Beck was joined at the meeting by rank-and-file officers and top brass, along with Police Commission President Steve Soboroff and Inspector General Alex Bustamante.
Conflicting accounts about Ford’s death have emerged.
An LAPD statement, citing a preliminary investigation, said Ford tackled one of two gang officers who approached him on West 65th Street and reached for the officer’s gun, prompting both officers to open fire.
But a friend of Ford’s family told The Times that she witnessed part of the incident and saw no struggle between the officers and Ford.
The killing occurred days after another police shooting in Ferguson, Mo., that left an 18-year-old, unarmed black man dead and sparked violent protests that have intensified national scrutiny of police conduct. By contrast, the Los Angeles protests following Ford’s death have been peaceful.

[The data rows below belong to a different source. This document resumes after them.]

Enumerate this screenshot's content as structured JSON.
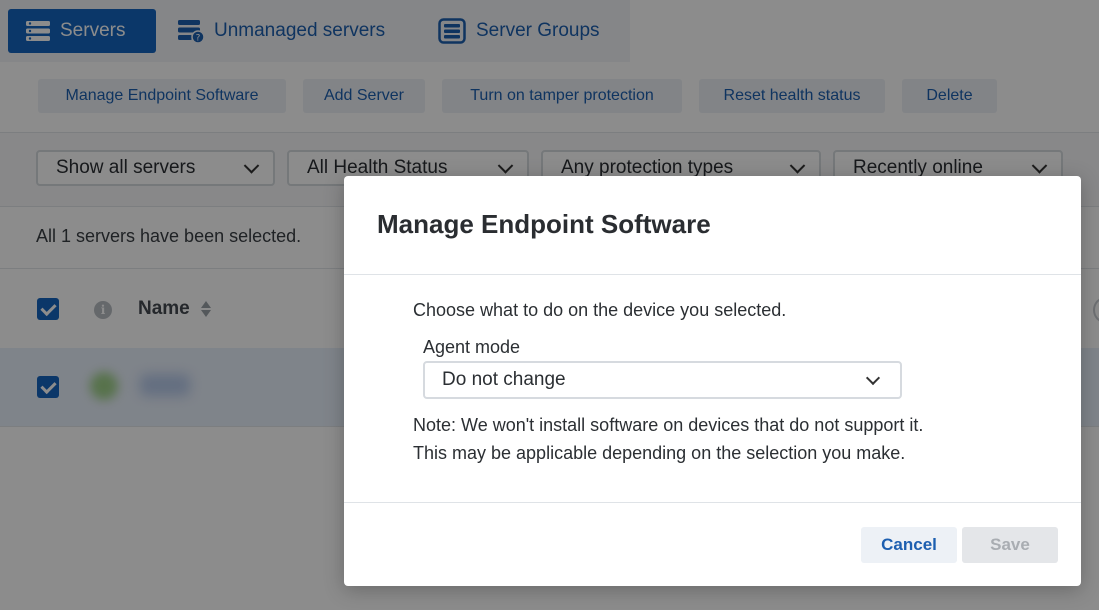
{
  "tabs": [
    {
      "label": "Servers",
      "icon": "servers-icon",
      "active": true
    },
    {
      "label": "Unmanaged servers",
      "icon": "unmanaged-servers-icon",
      "active": false
    },
    {
      "label": "Server Groups",
      "icon": "server-groups-icon",
      "active": false
    }
  ],
  "actions": [
    {
      "label": "Manage Endpoint Software"
    },
    {
      "label": "Add Server"
    },
    {
      "label": "Turn on tamper protection"
    },
    {
      "label": "Reset health status"
    },
    {
      "label": "Delete"
    }
  ],
  "filters": [
    {
      "value": "Show all servers"
    },
    {
      "value": "All Health Status"
    },
    {
      "value": "Any protection types"
    },
    {
      "value": "Recently online"
    }
  ],
  "selection_info": "All 1 servers have been selected.",
  "table": {
    "name_header": "Name",
    "header_checked": true,
    "row_checked": true
  },
  "modal": {
    "title": "Manage Endpoint Software",
    "instruction": "Choose what to do on the device you selected.",
    "agent_mode_label": "Agent mode",
    "agent_mode_value": "Do not change",
    "note_line1": "Note: We won't install software on devices that do not support it.",
    "note_line2": "This may be applicable depending on the selection you make.",
    "cancel_label": "Cancel",
    "save_label": "Save"
  },
  "colors": {
    "accent": "#1565c0",
    "link": "#1d5fb0",
    "overlay": "rgba(0,0,0,0.45)"
  }
}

The LAPD has pledged a thorough and transparent investigation into Ford’s death, which will also be reviewed by an independent inspector general and the Los Angeles County district attorney’s office. But the LAPD has drawn criticism for not releasing more information, including the names of the two gang officers who shot Ford.
LAPD Cmdr. Andrew Smith said Tuesday that the department was continuing its “threat assessment” in the Ford case. In general, he said, investigators will look at “any kind of threats against the officer,” including any made via social media.
Smith said he did not know whether any threats had been made against the officers who shot Ford or how long the department’s inquiry would take. The officers involved in the shooting were assigned to home as of Tuesday, he said.
Police have also placed a security hold on Ford’s autopsy so that coroner’s officials will not publicly release information about the procedure. Beck defended that decision Tuesday, saying that details of Ford’s wounds could “taint” potential witness statements.